If you’re unfamiliar, iPhone owners could actually get free unlimited storage of original-quality photos in Google Photos. In short, it’s because iPhones shoot in HEIC, which is more efficiently compressed than the JPEG format that Google Photos uses.
It wasn’t a great look for Google, however, because it meant that iPhone owners could store their high-quality photos for free while Google Pixel 4 owners couldn’t. (HEIC is available in Android 10 but not currently on new Pixels yet.)
Google must have realized that, and in a statement to Android Police, they say that they are “aware of this bug and are working to fix it.”
But, as the Android-focused tech site notes, it isn’t clear how Google will “fix” this “bug.” Google could, for example, start charging for full-quality HEIC storage. But HEIC images are smaller than JPEG, so it wouldn’t make much sense.

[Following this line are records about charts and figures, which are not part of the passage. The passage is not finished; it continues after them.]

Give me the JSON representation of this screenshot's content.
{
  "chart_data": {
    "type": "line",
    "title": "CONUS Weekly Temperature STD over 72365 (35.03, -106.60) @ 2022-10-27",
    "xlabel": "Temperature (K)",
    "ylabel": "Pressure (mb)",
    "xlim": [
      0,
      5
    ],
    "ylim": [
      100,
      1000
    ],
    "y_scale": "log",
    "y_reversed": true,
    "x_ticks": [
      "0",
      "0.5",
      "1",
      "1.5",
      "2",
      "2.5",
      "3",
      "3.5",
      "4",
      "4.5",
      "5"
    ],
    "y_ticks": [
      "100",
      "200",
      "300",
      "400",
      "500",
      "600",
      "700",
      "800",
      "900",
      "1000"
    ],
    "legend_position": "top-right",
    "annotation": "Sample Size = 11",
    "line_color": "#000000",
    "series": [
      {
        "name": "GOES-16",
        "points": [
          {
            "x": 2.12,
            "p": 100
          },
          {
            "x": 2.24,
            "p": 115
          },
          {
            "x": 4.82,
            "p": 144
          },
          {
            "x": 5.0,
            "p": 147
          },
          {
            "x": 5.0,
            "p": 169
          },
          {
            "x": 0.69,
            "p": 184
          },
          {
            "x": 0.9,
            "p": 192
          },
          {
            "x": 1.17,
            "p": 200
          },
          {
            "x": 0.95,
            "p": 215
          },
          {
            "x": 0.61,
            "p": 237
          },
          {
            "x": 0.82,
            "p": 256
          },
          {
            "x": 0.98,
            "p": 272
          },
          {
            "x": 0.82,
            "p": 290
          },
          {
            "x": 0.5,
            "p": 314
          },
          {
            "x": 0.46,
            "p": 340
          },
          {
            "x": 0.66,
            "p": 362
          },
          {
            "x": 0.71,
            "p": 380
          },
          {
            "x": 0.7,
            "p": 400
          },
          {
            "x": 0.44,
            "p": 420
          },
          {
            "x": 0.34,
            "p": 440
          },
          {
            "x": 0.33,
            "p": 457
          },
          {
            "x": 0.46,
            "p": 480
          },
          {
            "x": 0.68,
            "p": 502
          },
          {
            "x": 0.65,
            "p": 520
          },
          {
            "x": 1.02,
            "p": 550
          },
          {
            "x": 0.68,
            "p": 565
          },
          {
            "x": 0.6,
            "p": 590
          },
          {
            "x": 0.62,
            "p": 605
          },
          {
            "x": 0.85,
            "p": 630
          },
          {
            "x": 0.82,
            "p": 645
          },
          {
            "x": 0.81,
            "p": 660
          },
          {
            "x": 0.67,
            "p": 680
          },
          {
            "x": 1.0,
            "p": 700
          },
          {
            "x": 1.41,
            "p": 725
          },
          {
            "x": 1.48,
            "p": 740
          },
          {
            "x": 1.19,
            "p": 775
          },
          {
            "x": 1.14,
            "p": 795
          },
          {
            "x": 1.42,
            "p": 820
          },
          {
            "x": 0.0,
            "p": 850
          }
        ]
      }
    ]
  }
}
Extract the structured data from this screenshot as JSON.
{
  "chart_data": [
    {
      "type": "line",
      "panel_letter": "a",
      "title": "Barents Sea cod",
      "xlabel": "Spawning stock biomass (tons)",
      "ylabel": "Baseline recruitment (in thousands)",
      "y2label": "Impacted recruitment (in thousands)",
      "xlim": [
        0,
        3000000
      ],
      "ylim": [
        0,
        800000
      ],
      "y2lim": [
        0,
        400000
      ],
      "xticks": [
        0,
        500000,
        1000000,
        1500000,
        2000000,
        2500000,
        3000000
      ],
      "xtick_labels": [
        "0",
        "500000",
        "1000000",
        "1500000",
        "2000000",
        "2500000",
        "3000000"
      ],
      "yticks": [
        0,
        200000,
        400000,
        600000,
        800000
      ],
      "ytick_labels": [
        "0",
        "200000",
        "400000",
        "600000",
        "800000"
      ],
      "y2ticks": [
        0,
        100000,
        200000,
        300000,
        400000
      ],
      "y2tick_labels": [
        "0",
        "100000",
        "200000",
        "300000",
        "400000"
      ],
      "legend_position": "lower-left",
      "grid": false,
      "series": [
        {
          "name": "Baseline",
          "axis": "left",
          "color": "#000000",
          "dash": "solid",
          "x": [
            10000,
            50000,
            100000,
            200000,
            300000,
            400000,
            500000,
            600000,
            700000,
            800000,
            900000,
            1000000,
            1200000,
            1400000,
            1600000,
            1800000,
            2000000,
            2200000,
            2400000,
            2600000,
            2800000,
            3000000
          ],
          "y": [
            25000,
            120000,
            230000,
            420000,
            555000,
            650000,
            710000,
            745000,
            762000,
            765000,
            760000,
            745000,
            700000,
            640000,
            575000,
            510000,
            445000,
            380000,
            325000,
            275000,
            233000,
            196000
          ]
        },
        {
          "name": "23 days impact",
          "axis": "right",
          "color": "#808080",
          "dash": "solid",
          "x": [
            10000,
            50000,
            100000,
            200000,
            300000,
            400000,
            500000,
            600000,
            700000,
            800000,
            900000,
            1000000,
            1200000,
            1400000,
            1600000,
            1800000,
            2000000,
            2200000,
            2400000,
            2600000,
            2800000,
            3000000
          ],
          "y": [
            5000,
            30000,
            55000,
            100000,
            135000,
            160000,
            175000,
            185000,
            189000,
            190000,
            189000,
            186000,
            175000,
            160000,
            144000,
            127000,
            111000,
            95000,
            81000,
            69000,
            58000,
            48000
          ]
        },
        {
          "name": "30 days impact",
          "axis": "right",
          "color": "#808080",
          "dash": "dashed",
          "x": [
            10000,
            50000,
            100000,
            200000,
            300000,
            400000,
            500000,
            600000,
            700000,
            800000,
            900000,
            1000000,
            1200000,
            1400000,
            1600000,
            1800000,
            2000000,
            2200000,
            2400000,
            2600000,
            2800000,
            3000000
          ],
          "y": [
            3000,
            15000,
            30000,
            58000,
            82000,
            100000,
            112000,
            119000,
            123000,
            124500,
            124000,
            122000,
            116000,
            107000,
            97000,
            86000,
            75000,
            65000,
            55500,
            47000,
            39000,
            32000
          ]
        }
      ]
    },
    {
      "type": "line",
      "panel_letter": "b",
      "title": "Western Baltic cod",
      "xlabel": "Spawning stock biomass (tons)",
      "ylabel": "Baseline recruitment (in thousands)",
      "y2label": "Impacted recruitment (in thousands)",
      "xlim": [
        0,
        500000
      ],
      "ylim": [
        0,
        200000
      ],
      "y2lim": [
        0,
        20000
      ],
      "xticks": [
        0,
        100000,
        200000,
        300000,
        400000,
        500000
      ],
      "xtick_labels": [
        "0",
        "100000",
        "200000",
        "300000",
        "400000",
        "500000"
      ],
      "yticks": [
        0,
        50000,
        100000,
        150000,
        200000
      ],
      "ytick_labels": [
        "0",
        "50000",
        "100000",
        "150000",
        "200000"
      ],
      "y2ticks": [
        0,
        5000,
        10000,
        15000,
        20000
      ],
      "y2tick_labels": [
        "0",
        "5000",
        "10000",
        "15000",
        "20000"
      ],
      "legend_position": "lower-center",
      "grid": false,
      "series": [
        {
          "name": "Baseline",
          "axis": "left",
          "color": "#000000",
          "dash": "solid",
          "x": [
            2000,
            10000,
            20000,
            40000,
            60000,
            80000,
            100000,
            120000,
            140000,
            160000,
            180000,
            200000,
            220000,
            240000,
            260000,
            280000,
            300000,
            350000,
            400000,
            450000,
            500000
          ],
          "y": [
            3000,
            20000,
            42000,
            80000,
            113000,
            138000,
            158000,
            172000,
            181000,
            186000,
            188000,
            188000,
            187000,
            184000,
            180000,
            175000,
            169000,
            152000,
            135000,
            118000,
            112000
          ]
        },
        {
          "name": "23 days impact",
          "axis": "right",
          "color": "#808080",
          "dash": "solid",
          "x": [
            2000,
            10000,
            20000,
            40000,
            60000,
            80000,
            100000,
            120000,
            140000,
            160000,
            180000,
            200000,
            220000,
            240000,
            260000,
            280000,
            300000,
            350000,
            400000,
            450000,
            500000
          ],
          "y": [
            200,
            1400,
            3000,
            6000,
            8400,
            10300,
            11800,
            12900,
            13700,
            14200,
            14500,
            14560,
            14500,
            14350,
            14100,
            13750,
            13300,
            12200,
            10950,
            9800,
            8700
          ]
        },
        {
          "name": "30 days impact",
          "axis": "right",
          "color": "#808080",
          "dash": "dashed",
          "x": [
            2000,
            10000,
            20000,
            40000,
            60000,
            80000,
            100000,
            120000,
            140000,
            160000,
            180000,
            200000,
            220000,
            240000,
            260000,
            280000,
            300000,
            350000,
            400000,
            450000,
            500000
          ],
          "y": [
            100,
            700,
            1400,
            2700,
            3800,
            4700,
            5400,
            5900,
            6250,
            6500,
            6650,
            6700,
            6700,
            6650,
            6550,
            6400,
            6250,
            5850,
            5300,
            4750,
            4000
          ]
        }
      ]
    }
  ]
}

The company could convert HEIC photos to JPEG and then compress them, but the resulting file size would actually be larger than if it left the photos alone. That’s, of course, less efficient and would put more strain on Google’s resources.
Alternatively, it could compress HEIC photos even further using the same format. That may be a happy medium, but isn’t what you’d call “necessary,” since pictures from Pixel devices will still take up more space.
There’s also the question of whether all of this would apply to Android devices shooting in HEIC format, as Samsung devices can and as Google Pixel 4 devices will be able to in the future. Presumably, since Google is going to “fix” this bug, any changes will presumably apply to HEIC in general.
Making your photo storage system less efficient because it’ll work out worse for your competitors is objectively pretty petty. But Google seems to have decided that the move is worth it. It isn’t clear when it’ll “patch” the behavior, however.
For iPhone owners, Google Photos is still a good free option for picture backups — even if your files will end up larger as a result.